DIGITALLY MEDIATED DISCOURSE ANALYSIS Flashcards
A HISTORY OF RESEARCH IN THIS AREA
- Computer-mediated communication (CMC) – 1970s onwards
- Computer-mediated discourse analysis (CMDA) – 1990s onwards (Susan Herring)
- “Social media linguistics” – 2010s onwards
- Digitally mediated discourse analysis (DMDA)
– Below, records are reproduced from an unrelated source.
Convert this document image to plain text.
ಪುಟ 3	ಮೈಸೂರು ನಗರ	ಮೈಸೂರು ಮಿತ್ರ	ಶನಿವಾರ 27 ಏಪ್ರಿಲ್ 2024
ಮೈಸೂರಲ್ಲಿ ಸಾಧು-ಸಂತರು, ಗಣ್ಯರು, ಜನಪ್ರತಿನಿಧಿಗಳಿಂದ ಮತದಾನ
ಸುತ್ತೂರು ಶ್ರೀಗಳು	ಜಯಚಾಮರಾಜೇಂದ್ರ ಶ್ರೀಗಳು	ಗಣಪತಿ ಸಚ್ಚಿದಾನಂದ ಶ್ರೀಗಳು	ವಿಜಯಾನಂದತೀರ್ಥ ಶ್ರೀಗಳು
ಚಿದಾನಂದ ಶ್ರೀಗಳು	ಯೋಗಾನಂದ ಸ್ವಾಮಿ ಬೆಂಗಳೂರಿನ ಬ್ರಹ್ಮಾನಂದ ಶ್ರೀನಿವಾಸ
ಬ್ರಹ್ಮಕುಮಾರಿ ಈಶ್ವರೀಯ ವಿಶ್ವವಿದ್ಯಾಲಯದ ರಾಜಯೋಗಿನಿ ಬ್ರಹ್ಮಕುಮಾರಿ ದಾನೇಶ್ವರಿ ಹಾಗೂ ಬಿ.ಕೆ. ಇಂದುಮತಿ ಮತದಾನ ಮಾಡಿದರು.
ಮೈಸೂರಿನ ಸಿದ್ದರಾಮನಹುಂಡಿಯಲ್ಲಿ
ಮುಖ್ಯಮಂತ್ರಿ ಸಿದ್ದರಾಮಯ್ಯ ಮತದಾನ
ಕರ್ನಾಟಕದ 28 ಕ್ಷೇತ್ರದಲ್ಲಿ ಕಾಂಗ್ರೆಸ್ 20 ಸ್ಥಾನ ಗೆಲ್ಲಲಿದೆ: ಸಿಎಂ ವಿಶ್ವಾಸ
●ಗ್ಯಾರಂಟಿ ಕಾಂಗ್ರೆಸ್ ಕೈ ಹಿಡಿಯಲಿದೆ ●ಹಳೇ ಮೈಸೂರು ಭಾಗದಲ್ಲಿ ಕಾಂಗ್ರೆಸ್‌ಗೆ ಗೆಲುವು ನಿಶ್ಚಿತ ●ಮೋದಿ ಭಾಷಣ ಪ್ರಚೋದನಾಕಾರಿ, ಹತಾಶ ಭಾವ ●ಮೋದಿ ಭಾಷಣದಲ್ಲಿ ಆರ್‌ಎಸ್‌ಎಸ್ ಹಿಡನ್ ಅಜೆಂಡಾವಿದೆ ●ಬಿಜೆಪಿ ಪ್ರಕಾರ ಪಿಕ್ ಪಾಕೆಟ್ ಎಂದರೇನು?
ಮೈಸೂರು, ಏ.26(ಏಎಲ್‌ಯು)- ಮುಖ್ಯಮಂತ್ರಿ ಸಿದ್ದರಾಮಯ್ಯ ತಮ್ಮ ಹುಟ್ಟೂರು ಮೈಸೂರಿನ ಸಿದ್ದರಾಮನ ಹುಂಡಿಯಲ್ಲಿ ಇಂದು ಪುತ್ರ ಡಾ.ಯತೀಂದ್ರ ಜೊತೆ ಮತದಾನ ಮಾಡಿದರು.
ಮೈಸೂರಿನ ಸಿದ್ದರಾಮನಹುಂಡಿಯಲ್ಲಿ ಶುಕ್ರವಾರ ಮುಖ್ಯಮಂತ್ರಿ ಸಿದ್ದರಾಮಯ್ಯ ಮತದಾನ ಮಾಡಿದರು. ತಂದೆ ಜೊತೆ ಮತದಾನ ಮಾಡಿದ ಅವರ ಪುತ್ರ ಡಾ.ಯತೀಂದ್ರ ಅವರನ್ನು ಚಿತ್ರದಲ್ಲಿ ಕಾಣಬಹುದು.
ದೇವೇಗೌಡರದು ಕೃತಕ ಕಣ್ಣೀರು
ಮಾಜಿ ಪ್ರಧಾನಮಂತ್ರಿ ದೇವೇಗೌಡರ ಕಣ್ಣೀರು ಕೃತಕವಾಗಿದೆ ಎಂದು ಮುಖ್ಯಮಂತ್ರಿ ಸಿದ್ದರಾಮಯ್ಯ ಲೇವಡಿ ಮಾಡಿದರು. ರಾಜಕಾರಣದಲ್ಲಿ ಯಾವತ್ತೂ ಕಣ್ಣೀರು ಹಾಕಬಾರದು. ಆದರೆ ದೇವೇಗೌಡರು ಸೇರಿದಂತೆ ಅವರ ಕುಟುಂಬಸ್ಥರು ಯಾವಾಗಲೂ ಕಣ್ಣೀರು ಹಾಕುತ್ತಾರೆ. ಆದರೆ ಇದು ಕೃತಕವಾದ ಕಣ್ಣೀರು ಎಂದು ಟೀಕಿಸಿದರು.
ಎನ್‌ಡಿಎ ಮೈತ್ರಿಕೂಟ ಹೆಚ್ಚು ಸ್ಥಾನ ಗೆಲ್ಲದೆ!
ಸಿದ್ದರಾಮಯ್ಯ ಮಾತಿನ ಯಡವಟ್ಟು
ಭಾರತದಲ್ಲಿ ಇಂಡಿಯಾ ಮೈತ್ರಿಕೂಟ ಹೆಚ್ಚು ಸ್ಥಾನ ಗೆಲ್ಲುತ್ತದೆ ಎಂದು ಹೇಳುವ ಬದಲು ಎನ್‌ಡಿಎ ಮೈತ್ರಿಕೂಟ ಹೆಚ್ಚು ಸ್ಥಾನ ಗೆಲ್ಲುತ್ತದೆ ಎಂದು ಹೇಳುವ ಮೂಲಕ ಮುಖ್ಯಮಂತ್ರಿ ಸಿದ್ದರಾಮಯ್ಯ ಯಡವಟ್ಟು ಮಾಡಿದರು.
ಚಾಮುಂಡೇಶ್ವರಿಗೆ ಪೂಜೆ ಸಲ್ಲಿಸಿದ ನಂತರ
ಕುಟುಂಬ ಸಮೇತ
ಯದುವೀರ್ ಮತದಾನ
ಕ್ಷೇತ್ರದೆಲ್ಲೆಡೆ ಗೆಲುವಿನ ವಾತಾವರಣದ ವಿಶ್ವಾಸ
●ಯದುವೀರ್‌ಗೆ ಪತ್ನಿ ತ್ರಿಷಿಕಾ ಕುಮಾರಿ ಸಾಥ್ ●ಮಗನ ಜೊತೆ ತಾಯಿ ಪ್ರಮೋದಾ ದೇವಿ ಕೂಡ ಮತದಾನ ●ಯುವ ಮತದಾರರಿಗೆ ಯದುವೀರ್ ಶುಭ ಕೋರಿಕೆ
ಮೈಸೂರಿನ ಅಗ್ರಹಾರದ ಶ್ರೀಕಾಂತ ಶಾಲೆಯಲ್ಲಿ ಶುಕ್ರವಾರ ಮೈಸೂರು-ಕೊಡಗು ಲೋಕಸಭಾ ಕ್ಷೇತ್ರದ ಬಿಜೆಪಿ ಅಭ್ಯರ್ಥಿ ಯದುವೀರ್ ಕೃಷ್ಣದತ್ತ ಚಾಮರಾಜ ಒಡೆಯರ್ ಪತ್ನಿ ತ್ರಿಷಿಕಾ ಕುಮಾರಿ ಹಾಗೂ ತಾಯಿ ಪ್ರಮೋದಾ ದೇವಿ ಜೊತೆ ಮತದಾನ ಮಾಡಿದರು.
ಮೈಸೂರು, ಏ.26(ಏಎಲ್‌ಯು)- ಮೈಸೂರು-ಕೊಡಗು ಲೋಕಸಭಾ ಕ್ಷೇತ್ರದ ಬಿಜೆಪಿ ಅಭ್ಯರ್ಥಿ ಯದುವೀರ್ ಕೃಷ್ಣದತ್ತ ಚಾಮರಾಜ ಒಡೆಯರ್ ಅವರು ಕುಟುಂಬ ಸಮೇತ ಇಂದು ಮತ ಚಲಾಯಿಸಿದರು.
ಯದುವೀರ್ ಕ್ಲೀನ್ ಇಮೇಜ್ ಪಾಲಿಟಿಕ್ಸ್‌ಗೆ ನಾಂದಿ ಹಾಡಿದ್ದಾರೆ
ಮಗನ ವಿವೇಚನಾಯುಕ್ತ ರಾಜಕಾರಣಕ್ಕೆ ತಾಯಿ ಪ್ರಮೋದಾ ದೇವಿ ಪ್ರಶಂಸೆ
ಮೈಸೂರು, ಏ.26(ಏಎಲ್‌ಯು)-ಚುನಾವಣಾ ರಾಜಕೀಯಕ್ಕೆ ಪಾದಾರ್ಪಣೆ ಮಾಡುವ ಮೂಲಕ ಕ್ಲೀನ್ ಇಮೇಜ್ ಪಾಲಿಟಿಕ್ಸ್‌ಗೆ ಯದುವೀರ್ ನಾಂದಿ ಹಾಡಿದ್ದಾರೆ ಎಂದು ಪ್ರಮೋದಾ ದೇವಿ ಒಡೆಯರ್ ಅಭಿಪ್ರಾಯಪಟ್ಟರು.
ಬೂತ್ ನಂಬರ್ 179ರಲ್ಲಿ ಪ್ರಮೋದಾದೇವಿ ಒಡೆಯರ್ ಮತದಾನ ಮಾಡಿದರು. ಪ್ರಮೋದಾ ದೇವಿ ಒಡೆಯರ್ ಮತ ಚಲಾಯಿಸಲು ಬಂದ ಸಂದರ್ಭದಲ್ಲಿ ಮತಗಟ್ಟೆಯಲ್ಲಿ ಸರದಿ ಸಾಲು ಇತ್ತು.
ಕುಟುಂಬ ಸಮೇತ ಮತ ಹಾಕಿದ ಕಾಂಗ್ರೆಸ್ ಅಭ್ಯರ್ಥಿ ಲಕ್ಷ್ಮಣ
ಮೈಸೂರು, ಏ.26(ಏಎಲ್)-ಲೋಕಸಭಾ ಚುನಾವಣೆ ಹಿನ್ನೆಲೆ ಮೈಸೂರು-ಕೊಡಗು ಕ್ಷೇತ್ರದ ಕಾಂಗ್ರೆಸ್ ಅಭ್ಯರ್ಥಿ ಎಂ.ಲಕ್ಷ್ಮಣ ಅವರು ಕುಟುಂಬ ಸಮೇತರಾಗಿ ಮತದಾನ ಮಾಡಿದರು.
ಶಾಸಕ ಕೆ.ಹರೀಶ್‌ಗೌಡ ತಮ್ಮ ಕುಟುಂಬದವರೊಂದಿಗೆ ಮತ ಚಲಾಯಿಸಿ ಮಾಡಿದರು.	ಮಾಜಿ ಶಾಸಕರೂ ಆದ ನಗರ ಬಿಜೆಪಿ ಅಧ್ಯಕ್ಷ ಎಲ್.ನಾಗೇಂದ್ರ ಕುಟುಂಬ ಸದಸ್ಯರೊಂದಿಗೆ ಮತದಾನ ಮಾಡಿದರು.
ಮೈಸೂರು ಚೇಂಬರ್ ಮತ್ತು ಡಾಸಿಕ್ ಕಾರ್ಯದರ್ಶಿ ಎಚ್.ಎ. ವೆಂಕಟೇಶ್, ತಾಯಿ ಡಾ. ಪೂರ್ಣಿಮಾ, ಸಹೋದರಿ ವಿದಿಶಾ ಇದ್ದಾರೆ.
DIGITAL vs NON-DIGITAL COMMUNICATION
Digitally mediated communication can:
- be faster than written, slower than spoken exchanges
- have multiple participants
- be one-to-many, to an unseen audience, but increasingly is personalised via algorithms
Channels
- Face-to-face: visual, auditory, gestural
- CMD (traditionally) confined to visual & text
Affordances
- The ‘action possibilities’ of technologies
CMDA
Herring, 2001
The study of “language and language use in computer-networked environments”; initially a sub-field of “computer-mediated communication” (CMC)
LEVELS OF CMDA
Structure: often largely descriptive, time sensitive;
Meaning: it may not be accessible to researches because of familiarity with conventions, resistance to ‘outsiders’ conducting research and high instances of irony, playfulness and sarcasm;
Interaction management: the usual order (e.g. adjacent pairs) can be disrupted, however ‘quoting’ and @mentioning are used;
Social phenomena: social status are hard to understand, these groups quickly establish linguistic norms, and find a way around medium constraints;
Participation: quantitative methods offer a solution for such large quantities of data, but there are problems of ethics, and ethnographies usually give richer insights that, however, are not generalisable
Multimodality: it is a relatively new research area, in which the datasets are very rich; in more complex texts the meanings are harder to access.